For strokes caused by a large clot in a major brain artery, a procedure called mechanical thrombectomy may be performed. A thin catheter is threaded through a blood vessel (usually starting at the groin) up to the clot site, where the clot is physically retrieved. This procedure is recommended within 6 hours for most eligible patients and can be performed up to 24 hours after symptom onset in selected cases where imaging confirms brain tissue is still viable.

Hemorrhagic strokes require a completely different approach. Clot-dissolving drugs would make the bleeding worse. Treatment focuses on controlling the bleeding, reducing pressure inside the skull, and in some cases surgically repairing the ruptured vessel or draining accumulated blood.

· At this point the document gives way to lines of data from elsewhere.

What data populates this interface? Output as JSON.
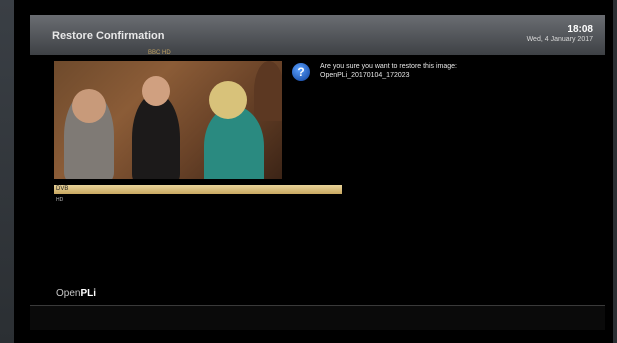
{
  "header": {
    "title": "Restore Confirmation",
    "time": "18:08",
    "date": "Wed, 4 January 2017"
  },
  "preview": {
    "channel_label": "BBC HD"
  },
  "progress": {
    "value_label": "DVB",
    "sub_label": "HD",
    "fraction": 1.0
  },
  "dialog": {
    "icon": "question-icon",
    "message_line1": "Are you sure you want to restore this image:",
    "message_line2": "OpenPLi_20170104_172023"
  },
  "footer": {
    "logo_prefix": "Open",
    "logo_suffix": "PLi"
  },
  "colors": {
    "header_gradient_top": "#6a6d72",
    "header_gradient_bottom": "#3e4145",
    "progress_fill": "#e8d39a",
    "icon_blue": "#1a5fd0"
  }
}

Why Some Strokes Cause More Damage

The severity of a stroke depends on which artery is affected and how quickly flow is restored. A blockage in a large artery feeding the front of the brain can knock out movement, sensation, speech, and decision-making all at once. A small blockage in a minor branch might cause only mild numbness in one hand. Hemorrhagic strokes tend to be more immediately dangerous because the pressure from bleeding compounds the damage from lost blood flow.

The tissue around the core of dead cells, sometimes called the penumbra, is damaged but not yet dead. It survives on reduced blood flow from nearby arteries. This is the tissue that treatment aims to save, and it’s why imaging plays such a central role in deciding whether someone is still a candidate for intervention hours after symptoms begin.

Recovery and the Brain’s Repair Window

After a stroke, the brain enters a series of recovery phases. The acute stage lasts about three weeks. The subacute stage runs from three weeks to six months. Early chronic recovery extends from six to eighteen months, and late chronic recovery continues beyond that.

The first three to six months represent the critical window for recovery. During this period, the brain’s ability to rewire itself (neuroplasticity) is at its peak. Animal studies and clinical research both show that rehabilitation during this window produces the strongest gains. The brain forms new connections to compensate for damaged pathways, and intensive, repetitive practice of lost skills helps guide where those new connections form.

Recovery doesn’t stop at six months. Motor function and other abilities can continue improving well beyond a year, though the pace slows. The extent of recovery depends on the stroke’s size, location, the person’s age, and how quickly treatment was received. Some people regain nearly full function. Others live with lasting deficits in movement, speech, vision, or cognition. Rehabilitation, including physical therapy, occupational therapy, and speech therapy, remains the primary driver of recovery across all phases.